Pre-implantation Genetic Screening (PGS) is used to detect numerical or structural anomalies in the chromosomes of embryos. The embryos are tested before they are transferred to the uterus.

Chromosomal anomalies:

  • are the most common causes of unsuccessful embryo implantation, resulting in lack of pregnancy;
  • are the most common cause of miscarriages in humans;
  • if the pregnancy is not miscarried, they may lead to a stillbirth, or a birth of a child with severe physical and/or mental problems.

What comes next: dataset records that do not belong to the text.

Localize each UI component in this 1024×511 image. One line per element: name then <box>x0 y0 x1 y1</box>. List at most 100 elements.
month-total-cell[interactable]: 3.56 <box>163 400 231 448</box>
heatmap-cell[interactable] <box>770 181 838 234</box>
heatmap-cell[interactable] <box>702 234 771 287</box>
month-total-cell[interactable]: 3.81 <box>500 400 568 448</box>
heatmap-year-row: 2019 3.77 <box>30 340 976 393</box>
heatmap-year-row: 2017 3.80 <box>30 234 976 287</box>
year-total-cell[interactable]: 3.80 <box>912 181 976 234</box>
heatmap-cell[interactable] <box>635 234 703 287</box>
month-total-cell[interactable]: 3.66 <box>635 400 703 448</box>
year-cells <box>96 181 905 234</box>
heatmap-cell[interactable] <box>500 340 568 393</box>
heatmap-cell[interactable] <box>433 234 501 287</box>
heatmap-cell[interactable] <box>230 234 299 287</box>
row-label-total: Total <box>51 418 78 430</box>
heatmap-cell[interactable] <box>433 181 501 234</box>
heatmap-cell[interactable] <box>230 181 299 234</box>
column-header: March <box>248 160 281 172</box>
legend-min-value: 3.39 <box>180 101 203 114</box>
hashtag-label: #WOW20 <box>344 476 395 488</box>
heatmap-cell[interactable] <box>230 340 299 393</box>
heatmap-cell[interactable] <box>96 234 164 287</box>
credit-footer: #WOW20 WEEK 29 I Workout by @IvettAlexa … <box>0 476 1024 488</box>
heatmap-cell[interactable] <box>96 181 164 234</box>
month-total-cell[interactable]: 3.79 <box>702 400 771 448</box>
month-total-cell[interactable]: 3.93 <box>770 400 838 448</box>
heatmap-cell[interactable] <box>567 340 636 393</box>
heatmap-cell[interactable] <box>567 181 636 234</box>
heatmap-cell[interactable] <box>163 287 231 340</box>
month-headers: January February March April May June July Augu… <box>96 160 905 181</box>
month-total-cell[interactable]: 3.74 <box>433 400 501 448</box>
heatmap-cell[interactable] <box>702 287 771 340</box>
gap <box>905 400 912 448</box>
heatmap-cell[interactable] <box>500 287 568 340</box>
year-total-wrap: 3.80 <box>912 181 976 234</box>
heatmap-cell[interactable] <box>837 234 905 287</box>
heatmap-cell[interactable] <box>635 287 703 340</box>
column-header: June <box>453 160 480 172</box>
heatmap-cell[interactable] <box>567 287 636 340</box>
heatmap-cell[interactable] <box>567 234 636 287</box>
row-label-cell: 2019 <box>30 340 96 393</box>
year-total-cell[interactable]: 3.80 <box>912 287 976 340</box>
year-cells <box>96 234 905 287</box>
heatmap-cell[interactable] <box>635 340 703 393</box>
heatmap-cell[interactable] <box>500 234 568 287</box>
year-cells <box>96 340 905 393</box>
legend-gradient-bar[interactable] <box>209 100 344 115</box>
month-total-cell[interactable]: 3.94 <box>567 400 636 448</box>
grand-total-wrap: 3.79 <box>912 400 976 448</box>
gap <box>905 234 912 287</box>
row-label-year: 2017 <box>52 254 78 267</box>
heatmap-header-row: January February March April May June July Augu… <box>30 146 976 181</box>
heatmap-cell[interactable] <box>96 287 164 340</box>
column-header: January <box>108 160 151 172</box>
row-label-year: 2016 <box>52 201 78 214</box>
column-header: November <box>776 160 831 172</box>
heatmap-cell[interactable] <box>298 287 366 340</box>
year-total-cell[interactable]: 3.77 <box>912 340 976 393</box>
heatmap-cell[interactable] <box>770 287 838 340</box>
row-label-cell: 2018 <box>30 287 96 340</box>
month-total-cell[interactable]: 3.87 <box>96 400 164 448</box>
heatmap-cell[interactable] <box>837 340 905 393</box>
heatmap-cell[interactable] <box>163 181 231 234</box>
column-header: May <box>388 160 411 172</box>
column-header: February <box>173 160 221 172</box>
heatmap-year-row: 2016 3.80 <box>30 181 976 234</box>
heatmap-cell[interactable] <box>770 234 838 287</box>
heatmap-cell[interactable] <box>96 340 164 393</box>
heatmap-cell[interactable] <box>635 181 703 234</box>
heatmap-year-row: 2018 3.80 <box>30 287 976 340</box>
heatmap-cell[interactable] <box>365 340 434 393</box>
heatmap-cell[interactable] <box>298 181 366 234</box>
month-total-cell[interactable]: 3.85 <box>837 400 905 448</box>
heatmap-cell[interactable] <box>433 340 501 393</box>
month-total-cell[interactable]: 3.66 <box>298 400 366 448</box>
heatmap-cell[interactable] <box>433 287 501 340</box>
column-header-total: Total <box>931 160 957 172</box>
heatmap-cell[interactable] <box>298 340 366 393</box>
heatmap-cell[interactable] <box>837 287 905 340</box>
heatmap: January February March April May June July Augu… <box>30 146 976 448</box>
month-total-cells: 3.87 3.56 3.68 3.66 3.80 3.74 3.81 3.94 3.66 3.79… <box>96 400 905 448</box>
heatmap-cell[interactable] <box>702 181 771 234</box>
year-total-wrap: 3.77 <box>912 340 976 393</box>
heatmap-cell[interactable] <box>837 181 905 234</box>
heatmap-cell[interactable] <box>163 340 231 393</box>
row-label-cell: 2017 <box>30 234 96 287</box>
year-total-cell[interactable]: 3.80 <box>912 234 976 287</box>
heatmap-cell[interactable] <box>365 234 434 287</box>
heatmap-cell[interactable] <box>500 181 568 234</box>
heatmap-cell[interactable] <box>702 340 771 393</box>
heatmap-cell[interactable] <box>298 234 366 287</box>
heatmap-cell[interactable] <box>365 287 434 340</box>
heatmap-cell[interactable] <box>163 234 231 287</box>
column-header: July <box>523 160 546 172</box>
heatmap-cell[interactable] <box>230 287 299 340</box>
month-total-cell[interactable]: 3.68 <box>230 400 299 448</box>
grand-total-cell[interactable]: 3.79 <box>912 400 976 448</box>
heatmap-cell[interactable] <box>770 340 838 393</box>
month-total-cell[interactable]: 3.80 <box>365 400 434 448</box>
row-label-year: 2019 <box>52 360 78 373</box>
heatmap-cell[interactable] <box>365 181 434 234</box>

Indications for PGS-NGS (PGT-A):

  • advanced age of the woman
  • patients after repeated implantation failure (RIF)
  • recurrent pregnancy loos (RPL)
  • severe male infertility factor
  • giving birth to a child with an innate defect


  1. Collection (biopsy) of blastomeres during the in vitro procedure

An embryo on day five should consist of several dozen cells (blastomeres). A special laser is used to make a hole in the embryo, and cells are collected for testing. The embryo is returned to the incubator, and frozen. The collected cells are analysed.

  1. Test / analysis of the collected blastomeres

The biopsied cells are analysed using a state-of-the-art technique called Next Generation Sequencing (NGS). Thanks to this method, the analyst may distinguish normal cells from genetically abnormal ones.

The goal of PGS (PGT-A) for aneuploidy is to provide a chromosomally normal embryo, thus increasing the chance of getting pregnant and reducing the risk of miscarriage or giving birth to a child with diseases associated with aneuploidy (e.g. Down syndrome).